Surveillance bias in a healthcare system occurs when occurrence of disease is searched with differential intensity according to the healthcare setting and patient type [98]. Singapore, Taiwan and Hong Kong actively tested patients with severe respiratory symptoms in the community for COVID-19 since end January/mid-February. South Korea went further in having widespread publicly accessible testing facilities (drive through) since early February. Testing in the four countries differed in coverage. Additionally, testing in Singapore, Taiwan and Hong Kong is reactive, mostly government-mandated due to plausible exposure, while the South Korean population is actively encouraged and supported by the government to do so [99], contributing to early and greater detection. Our findings also cannot be extrapolated to countries with differential surveillance capacity and strategies.

Different health-seeking tendencies in communities may also impede detection of cases. It is possible that asymptomatic patients or those with mild condition may not seek medical treatment, hence, go undetected by the healthcare system [100]. Preliminary finding in Singapore suggests that COVID-19 patients were uncertain in whether to seek medical treatment as they did not have fever and symptoms were mild and non-specific [101]. Apart from the disease characteristics, cultural and systemic differences may influence health-seeking behavior of the population. Factors like low socioeconomic status, differing medical coverages and different cultural and beliefs can also deter communities from seeking help upon illness [102, 103]. Korea’s push for public’s uptake of testing, for example, is aligned with its population’s disposition towards seeking healthcare [104].

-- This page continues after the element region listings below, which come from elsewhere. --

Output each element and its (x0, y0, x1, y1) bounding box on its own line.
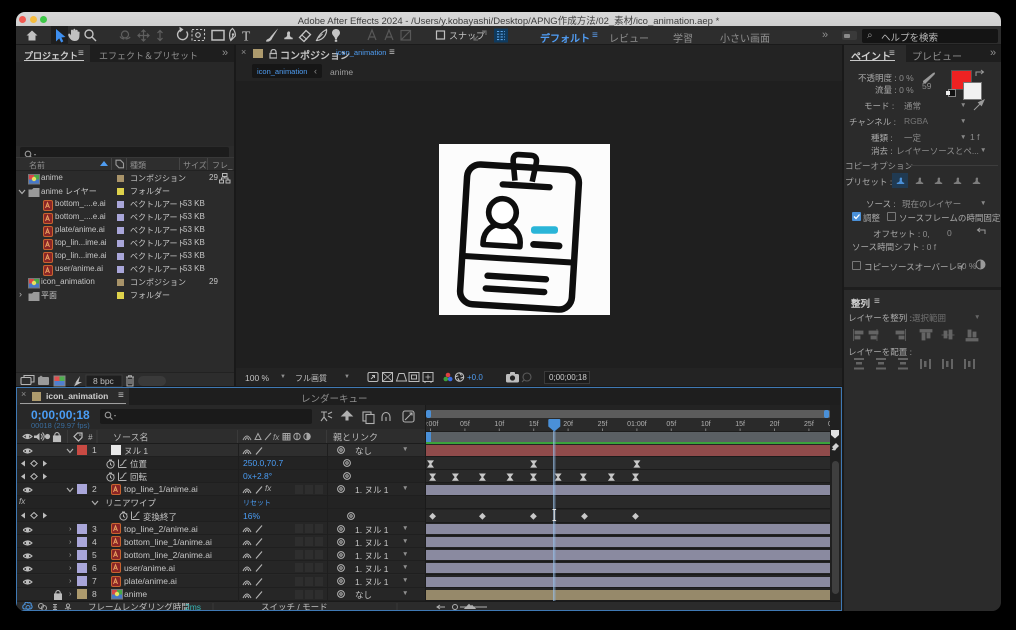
svg-text:ソース名: ソース名 (113, 432, 149, 443)
svg-text:2ms: 2ms (185, 602, 201, 611)
svg-text:fx: fx (273, 433, 280, 442)
svg-text:T: T (242, 29, 251, 44)
svg-text:スナップ: スナップ (449, 31, 485, 41)
svg-text:#: # (88, 433, 93, 442)
svg-text:親とリンク: 親とリンク (333, 432, 378, 443)
svg-text:フレームレンダリング時間: フレームレンダリング時間 (88, 602, 190, 611)
svg-text:8 bpc: 8 bpc (93, 376, 115, 386)
svg-text:+0.0: +0.0 (467, 373, 483, 382)
svg-text:スイッチ / モード: スイッチ / モード (261, 602, 328, 611)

Lastly, the effectiveness of the measures implemented by the four countries may not be generalizable to other countries. These countries have a smaller population as compared to the larger western countries [105]. Differences in social structures and traditions may also challenge the implementation of non-pharmaceutical measures [106]. Moreover, the management of health systems differs across countries – smaller nations like Singapore and Taiwan have a unitary government that manage the healthcare for the whole nation [107], while larger countries, such as Canada has a federal system where there are 13 separate health jurisdiction that deliver different response to the pandemic. The Asian countries examined were also better poised to deal with outbreaks given their past pandemic experience.

Conclusion

Travel bans and restrictions may be effective only in the initial stages to prevent virus importation into a naïve population. More well-designed studies are required to investigate travel restriction’s effect on local transmission. Apart from travel restrictions, multi-pronged approaches including social distancing measures, increased test capacity, prompt contact identification and isolation remain critical to control community transmission.